Robert Samuelson's attack on the Reagan tax cuts [op-ed, July 28] was misplaced.

Mr. Samuelson is doubtless correct in looking to Federal Reserve policy as a critical factor in determining whether American workers face boom times or hard times. Ronald Reagan, by cutting taxes dramatically and moving to deregulate an overregulated economy, changed America from a relatively high-tax economy into a basically low-tax economy. Investors, who tend to base their decisions about investing in businesses on things such as tax rates, and not White House press releases, have responded accordingly. A Wall Street boom and impressive job creation began in 1983 and have for the most part continued.

Before the Reagan tax cuts, federal revenues were $517.1 billion (FY 1980).
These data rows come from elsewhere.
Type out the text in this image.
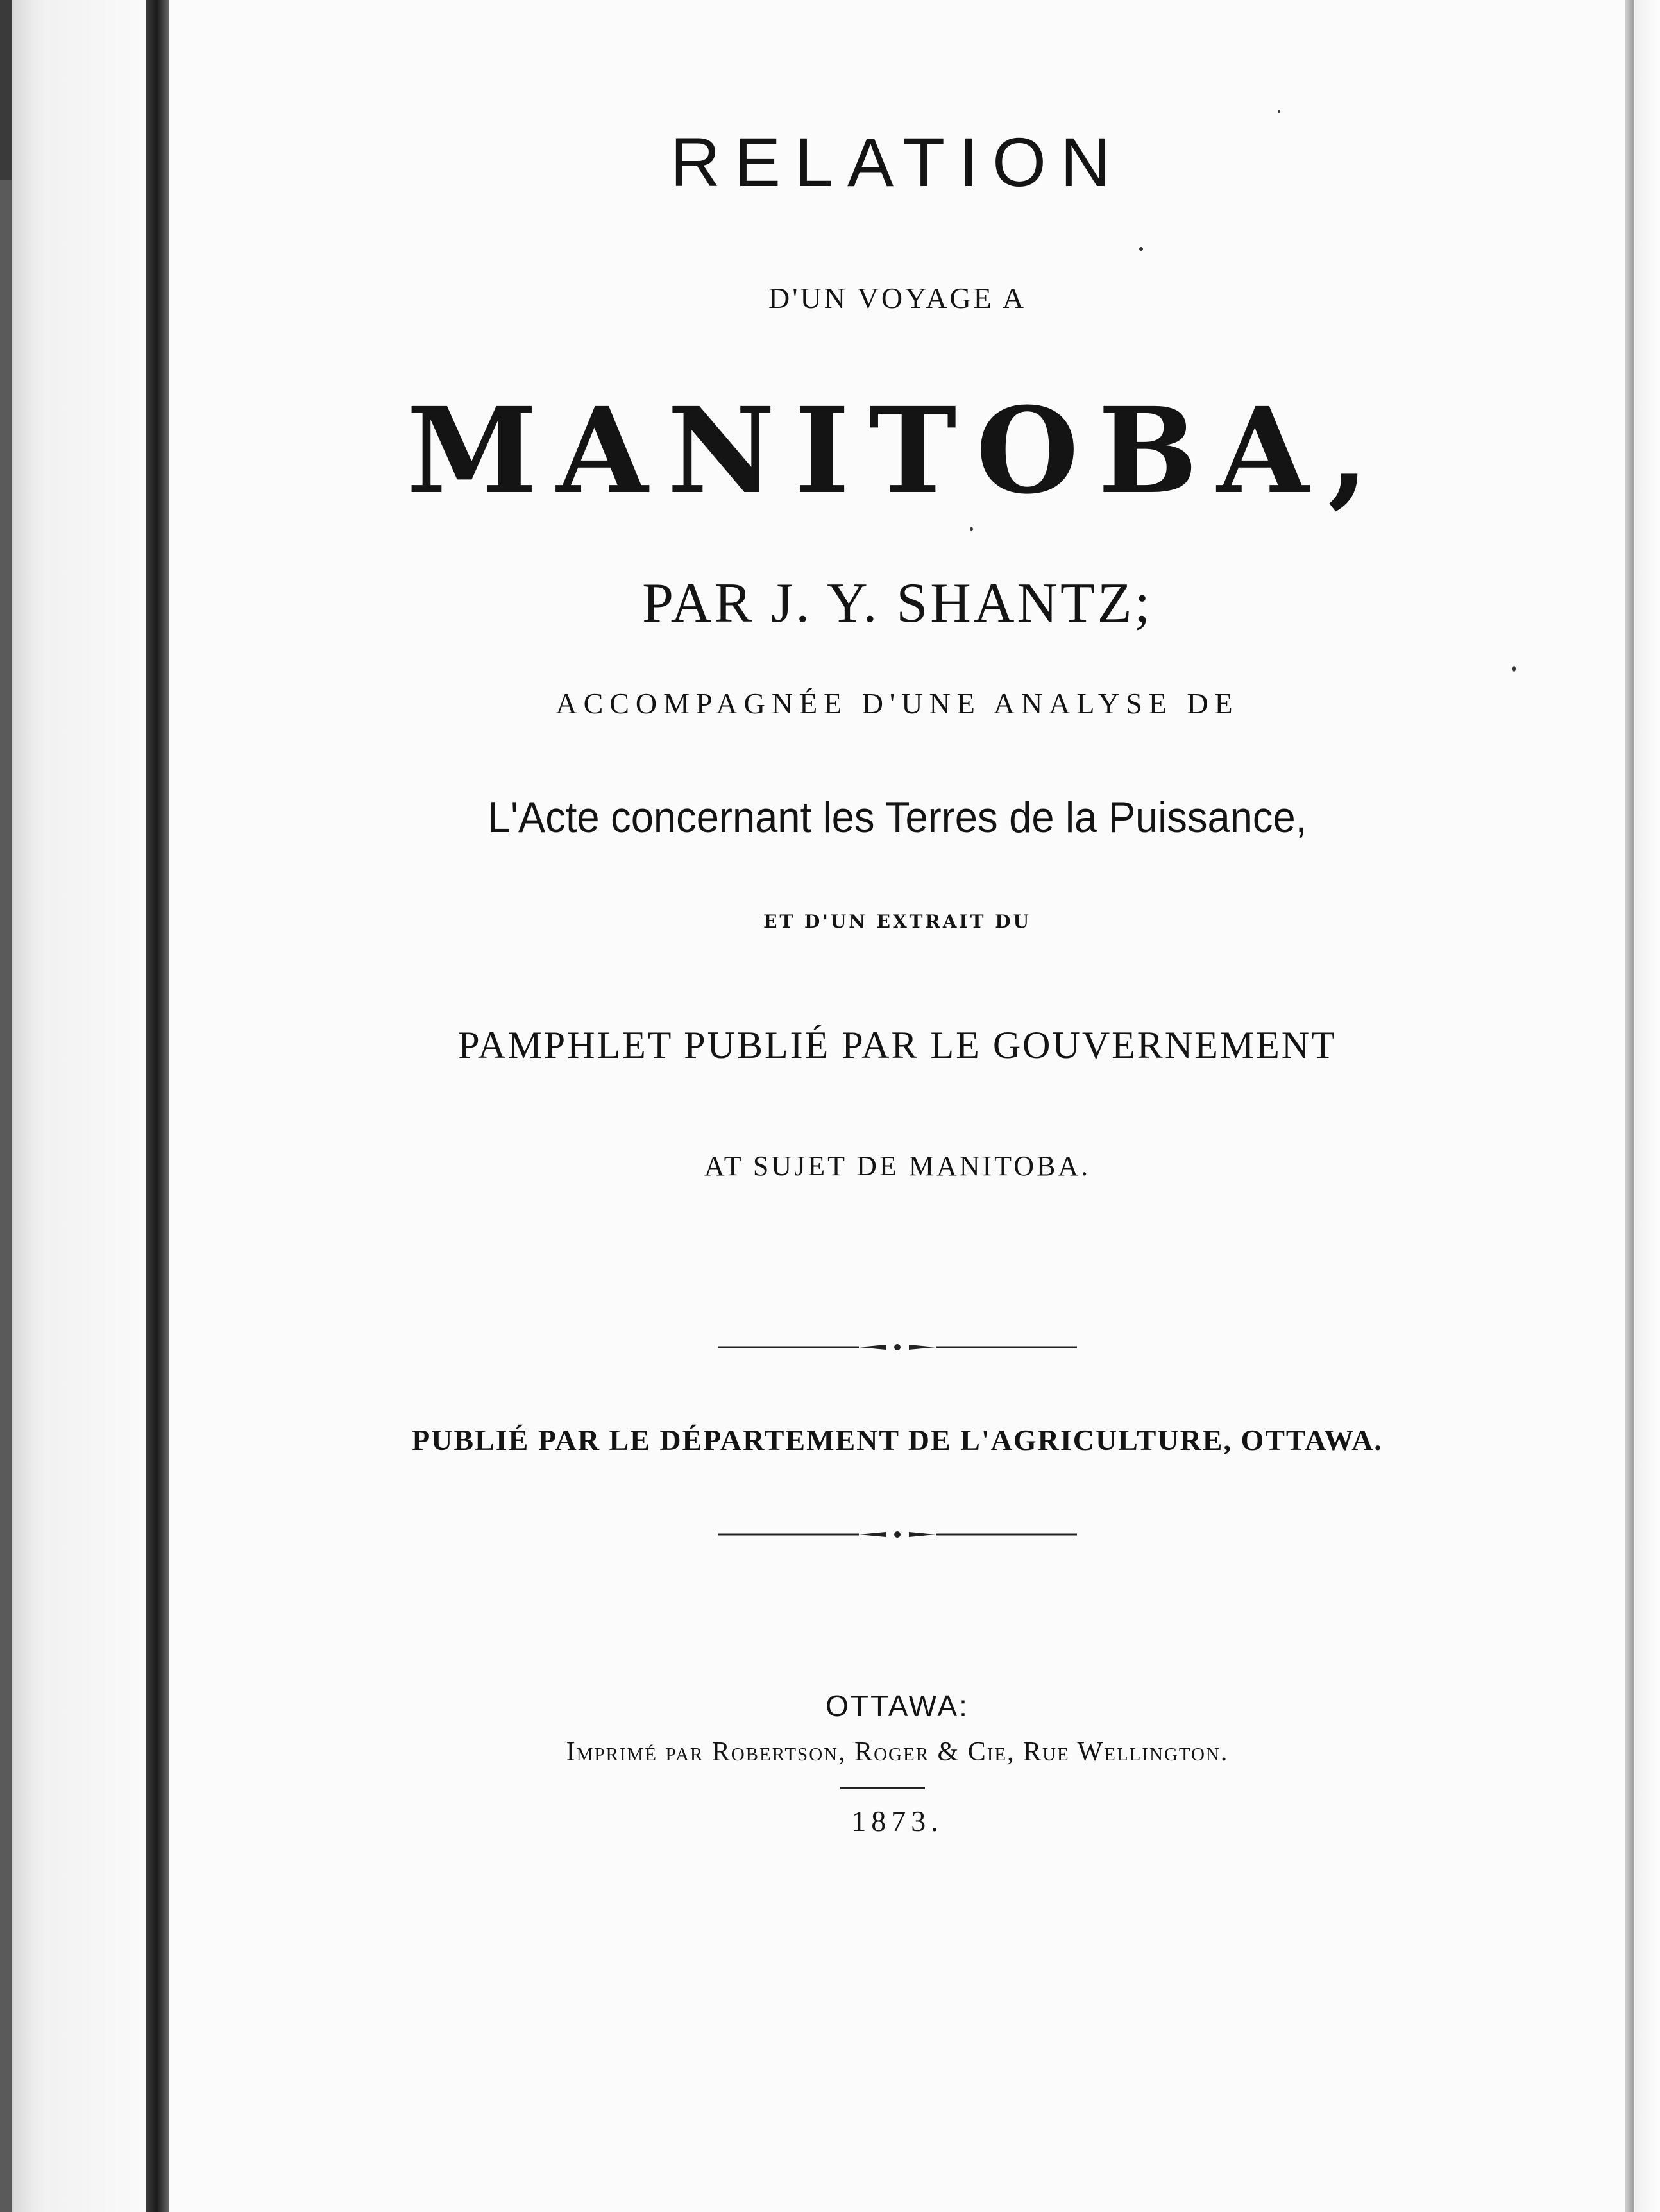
RELATION
D'UN VOYAGE A
MANITOBA,
PAR J. Y. SHANTZ;
ACCOMPAGNÉE D'UNE ANALYSE DE
L'Acte concernant les Terres de la Puissance,
ET D'UN EXTRAIT DU
PAMPHLET PUBLIÉ PAR LE GOUVERNEMENT
AT SUJET DE MANITOBA.
PUBLIÉ PAR LE DÉPARTEMENT DE L'AGRICULTURE, OTTAWA.
OTTAWA:
Imprimé par Robertson, Roger & Cie, Rue Wellington.
1873.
Economic growth was so strong after the tax cuts took effect that revenues at the end of the Reagan years increased to $991.2 billion (FY 1989). But the Democratically controlled Congress insisted that spending increase even more and never passed even one balanced budget during the 1980s.

The tax system gradually has strayed from the prosperity-producing tax system bequeathed by the Reagan administration. The top tax rate in 1989 was 28 percent. The top tax rate today is 39.6 percent. Taxes as a percentage of GDP at the start of the Clinton administration were 17.8 percent. Today taxes account for 20.7 percent of the economy -- a truly remarkable increase in the tax burden in just six years.

These changes in the tax burden reduce economic growth to a level below what it could be, and they penalize work, saving, investment and entrepreneurship. They also hurt long-term economic growth.

But there's another problem with our high level of taxation. The budget surpluses it produces will not go to debt reduction. According to the research conducted by the Joint Economic Committee, for every dollar of budget surplus accumulated, 60 cents will be spent within one year. Mr. Samuelson and other critics of tax cuts ignore this political reality. Democrats and Republicans (although to a lesser degree) will spend the surplus.

Tax cuts are the best way to ensure that our economy will continue to grow and remain competitive in the world economy. Ronald Reagan understood that. The economy will respond to tax incentives just as powerfully in the future as it did in the 1980s.